Blue-green deployments make deploys less risky by running old and new code simultaneously on identical stacks. If there is a problem with the deploy, you can quickly fail back to the previous version.

One way you can perform a blue-green deployment with an AWS autoscaling group (ASG) involves mutating the ASG configuration and state.

Create a new launch configuration that points to your new pre-baked AMI.
Change the launch configuration for your ASG.
Gradually cycle your ASG by terminating instances running the old AMI.
If all goes well, your new code is fully rolled out.

To rollback a bad deploy:

Change the launch configuration on the ASG back to the old AMI.
Terminate instances running the new AMI.

This achieves a gradual rollout, but it requires manually terminating hosts. We can do better with terraform.

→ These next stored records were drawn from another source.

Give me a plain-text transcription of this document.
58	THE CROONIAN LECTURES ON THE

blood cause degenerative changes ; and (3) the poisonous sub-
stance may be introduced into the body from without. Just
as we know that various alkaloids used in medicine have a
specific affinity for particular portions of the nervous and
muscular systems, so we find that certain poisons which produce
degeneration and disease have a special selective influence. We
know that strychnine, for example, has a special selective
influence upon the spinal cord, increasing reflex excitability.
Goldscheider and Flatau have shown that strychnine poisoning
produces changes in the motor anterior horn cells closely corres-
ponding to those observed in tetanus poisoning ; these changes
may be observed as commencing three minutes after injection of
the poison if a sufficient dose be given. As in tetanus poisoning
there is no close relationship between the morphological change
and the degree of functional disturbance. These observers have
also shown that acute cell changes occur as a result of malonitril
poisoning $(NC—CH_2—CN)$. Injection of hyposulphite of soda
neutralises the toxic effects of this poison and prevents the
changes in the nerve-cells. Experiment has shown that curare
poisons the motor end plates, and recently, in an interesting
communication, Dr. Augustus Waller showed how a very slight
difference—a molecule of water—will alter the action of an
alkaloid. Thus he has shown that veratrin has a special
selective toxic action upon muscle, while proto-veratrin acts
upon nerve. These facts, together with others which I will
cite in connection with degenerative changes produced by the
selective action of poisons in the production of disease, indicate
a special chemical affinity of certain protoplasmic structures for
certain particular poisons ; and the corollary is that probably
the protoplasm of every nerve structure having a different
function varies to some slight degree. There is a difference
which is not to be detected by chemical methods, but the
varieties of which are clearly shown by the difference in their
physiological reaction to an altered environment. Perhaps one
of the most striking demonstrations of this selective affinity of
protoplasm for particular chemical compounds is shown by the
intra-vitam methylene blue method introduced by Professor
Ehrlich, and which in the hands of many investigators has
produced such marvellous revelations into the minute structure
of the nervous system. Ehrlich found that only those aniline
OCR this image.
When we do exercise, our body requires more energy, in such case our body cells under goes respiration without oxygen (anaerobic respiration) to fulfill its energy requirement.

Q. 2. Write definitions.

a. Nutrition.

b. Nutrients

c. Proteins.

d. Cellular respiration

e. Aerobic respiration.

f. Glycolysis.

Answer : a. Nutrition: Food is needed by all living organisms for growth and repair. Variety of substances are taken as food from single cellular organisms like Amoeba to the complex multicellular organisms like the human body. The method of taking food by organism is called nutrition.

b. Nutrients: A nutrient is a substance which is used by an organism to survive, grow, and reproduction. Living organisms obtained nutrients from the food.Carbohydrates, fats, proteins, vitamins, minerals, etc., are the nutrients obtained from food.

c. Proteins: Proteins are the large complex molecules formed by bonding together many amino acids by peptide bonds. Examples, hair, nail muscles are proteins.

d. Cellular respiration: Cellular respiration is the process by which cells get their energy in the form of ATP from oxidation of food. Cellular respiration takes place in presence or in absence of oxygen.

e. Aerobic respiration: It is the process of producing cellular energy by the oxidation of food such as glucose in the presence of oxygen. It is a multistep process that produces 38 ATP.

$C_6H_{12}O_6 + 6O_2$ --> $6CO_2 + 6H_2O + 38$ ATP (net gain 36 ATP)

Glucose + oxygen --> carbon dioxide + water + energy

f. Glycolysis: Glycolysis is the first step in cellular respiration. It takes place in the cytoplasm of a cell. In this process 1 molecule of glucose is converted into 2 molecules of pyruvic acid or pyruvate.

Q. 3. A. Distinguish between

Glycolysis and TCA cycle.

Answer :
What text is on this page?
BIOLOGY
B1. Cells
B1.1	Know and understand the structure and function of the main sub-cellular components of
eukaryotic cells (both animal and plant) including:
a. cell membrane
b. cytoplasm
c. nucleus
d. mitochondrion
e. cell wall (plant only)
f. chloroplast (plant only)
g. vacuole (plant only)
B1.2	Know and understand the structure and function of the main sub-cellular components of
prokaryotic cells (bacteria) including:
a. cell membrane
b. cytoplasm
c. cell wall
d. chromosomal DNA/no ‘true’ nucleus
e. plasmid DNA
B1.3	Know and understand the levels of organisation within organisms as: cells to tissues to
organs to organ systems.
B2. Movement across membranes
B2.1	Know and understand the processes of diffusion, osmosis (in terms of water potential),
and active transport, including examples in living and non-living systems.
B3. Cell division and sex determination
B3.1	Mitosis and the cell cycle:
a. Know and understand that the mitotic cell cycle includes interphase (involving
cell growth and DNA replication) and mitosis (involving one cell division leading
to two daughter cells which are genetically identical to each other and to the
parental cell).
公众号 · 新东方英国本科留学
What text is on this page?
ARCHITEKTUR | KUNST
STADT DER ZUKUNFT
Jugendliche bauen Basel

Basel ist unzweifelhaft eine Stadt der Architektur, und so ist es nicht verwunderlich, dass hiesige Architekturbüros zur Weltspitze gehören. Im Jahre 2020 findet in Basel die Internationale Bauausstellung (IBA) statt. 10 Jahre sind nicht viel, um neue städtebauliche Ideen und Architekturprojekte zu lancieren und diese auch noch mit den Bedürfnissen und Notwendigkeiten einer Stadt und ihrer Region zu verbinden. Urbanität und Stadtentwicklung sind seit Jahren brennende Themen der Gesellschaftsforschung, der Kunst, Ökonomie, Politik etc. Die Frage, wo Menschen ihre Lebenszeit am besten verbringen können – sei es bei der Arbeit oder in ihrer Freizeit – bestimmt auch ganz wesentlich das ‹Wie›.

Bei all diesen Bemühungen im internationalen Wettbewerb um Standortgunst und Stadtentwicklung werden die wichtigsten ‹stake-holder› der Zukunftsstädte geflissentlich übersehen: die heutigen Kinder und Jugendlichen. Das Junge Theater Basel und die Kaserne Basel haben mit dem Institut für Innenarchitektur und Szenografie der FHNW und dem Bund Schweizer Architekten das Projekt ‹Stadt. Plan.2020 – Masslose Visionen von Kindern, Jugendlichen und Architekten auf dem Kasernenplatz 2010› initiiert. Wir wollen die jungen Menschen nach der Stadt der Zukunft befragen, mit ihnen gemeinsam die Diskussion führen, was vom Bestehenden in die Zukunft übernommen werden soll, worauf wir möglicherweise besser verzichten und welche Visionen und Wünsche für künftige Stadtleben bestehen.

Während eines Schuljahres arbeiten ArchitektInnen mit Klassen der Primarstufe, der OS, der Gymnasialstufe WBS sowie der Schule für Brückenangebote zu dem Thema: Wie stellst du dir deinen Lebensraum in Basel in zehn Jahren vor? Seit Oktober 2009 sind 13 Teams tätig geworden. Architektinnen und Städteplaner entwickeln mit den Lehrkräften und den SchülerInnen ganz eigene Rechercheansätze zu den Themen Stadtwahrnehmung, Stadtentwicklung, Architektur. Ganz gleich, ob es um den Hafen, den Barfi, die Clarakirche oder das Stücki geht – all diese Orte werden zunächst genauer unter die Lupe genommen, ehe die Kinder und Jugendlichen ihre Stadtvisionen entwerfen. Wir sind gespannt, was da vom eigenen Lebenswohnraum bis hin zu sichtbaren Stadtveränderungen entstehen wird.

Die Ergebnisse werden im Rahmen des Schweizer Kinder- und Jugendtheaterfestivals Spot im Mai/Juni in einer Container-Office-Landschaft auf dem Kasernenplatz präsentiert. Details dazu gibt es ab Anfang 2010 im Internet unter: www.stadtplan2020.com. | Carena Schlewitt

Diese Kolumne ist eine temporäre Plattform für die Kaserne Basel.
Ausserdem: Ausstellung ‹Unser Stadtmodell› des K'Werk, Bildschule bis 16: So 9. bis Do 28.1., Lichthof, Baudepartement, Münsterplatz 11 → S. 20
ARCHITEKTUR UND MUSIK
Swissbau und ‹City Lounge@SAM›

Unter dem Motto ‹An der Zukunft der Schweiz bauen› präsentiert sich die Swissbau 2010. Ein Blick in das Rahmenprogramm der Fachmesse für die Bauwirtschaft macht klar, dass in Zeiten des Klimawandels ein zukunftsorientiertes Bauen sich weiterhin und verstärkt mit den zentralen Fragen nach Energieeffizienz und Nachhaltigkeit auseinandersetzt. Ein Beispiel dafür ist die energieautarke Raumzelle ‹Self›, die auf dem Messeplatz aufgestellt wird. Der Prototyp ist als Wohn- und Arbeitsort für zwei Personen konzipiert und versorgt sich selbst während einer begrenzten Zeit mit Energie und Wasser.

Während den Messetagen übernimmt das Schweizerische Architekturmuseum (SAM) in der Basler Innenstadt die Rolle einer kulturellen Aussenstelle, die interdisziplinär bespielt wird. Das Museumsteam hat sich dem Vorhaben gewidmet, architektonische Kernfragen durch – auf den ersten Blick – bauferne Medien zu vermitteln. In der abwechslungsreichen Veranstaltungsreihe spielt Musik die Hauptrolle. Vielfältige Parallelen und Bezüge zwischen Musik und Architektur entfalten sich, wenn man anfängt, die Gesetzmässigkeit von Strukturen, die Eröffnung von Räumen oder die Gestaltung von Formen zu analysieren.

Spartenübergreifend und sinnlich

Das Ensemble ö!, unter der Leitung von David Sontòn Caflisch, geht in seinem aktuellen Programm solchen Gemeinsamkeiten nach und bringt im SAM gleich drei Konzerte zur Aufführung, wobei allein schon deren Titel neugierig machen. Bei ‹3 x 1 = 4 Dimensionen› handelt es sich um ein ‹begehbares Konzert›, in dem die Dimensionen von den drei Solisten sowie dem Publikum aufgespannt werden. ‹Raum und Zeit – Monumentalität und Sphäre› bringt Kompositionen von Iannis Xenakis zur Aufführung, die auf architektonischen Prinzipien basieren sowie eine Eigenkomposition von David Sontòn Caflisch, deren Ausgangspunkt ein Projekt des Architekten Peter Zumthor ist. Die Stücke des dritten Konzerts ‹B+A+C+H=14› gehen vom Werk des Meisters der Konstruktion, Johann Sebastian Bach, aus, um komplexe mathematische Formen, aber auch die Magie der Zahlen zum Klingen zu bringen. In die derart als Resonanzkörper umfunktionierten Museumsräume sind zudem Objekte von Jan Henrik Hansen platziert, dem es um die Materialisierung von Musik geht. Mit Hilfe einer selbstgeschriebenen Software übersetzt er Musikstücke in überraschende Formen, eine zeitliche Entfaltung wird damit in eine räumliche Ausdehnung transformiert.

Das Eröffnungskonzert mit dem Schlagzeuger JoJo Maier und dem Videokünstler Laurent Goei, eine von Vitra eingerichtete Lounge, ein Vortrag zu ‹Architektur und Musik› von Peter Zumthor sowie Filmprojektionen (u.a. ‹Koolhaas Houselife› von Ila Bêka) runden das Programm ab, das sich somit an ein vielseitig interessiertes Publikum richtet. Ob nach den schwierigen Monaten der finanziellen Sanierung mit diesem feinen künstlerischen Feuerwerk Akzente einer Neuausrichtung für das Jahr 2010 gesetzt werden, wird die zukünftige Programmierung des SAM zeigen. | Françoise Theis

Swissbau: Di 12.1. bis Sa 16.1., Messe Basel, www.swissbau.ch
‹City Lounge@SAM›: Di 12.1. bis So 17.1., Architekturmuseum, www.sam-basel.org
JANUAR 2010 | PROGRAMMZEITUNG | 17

Rather than creating blue and green launch configurations, we can create blue and green ASGs and roll between them. To achieve this with terraform, we configure our launch configuration and ASG with create_before_destroy = true and make the name of the ASG depend on the launch configuration’s generated name. Your terraform config should look something like this:

resource "aws_launch_configuration" "backend" {
  name_prefix     = "app-backend-"
  image_id        = "${data.aws_ami.backend.id}"
  instance_type   = "c5.xlarge"
  security_groups = ["${aws_security_group.backend.id}"]

  iam_instance_profile = "${var.iam_instance_profile}"

  lifecycle {
    create_before_destroy = true
  }
}

resource "aws_autoscaling_group" "backend" {
  name                  = "${aws_launch_configuration.backend.name}"
  launch_configuration  = "${aws_launch_configuration.backend.name}"
  desired_capacity      = "${var.size}"
  min_size              = "${var.size}"
  max_size              = "${2 * var.size + 1}"
  wait_for_elb_capacity = "${var.size}"

  availability_zones  = ["${data.aws_subnet.private.*.availability_zone}"]
  vpc_zone_identifier = ["${data.aws_subnet.private.*.id}"]
  target_group_arns   = ["${aws_alb_target_group.backend.arn}"]

  lifecycle {
    create_before_destroy = true
  }
}

Writing the config like this forces terraform to create a new ASG every time the we update the launch configuration. A new ASG forces new instances to spin up, which quickly rolls the infra to the latest AMI.

If we pin the backend AMI to a specific tag, a terraform apply will roll our infrastructure to a new AMI. If the deploy is bad, we can revert by reverting the AMI version bump in code and running terraform apply again.

We are slightly cheating here because we don’t maintain two copies of the app and it is more costly to rollback. For my blog, ease-of-use wins over availability concerns. Your trade-off space may be different.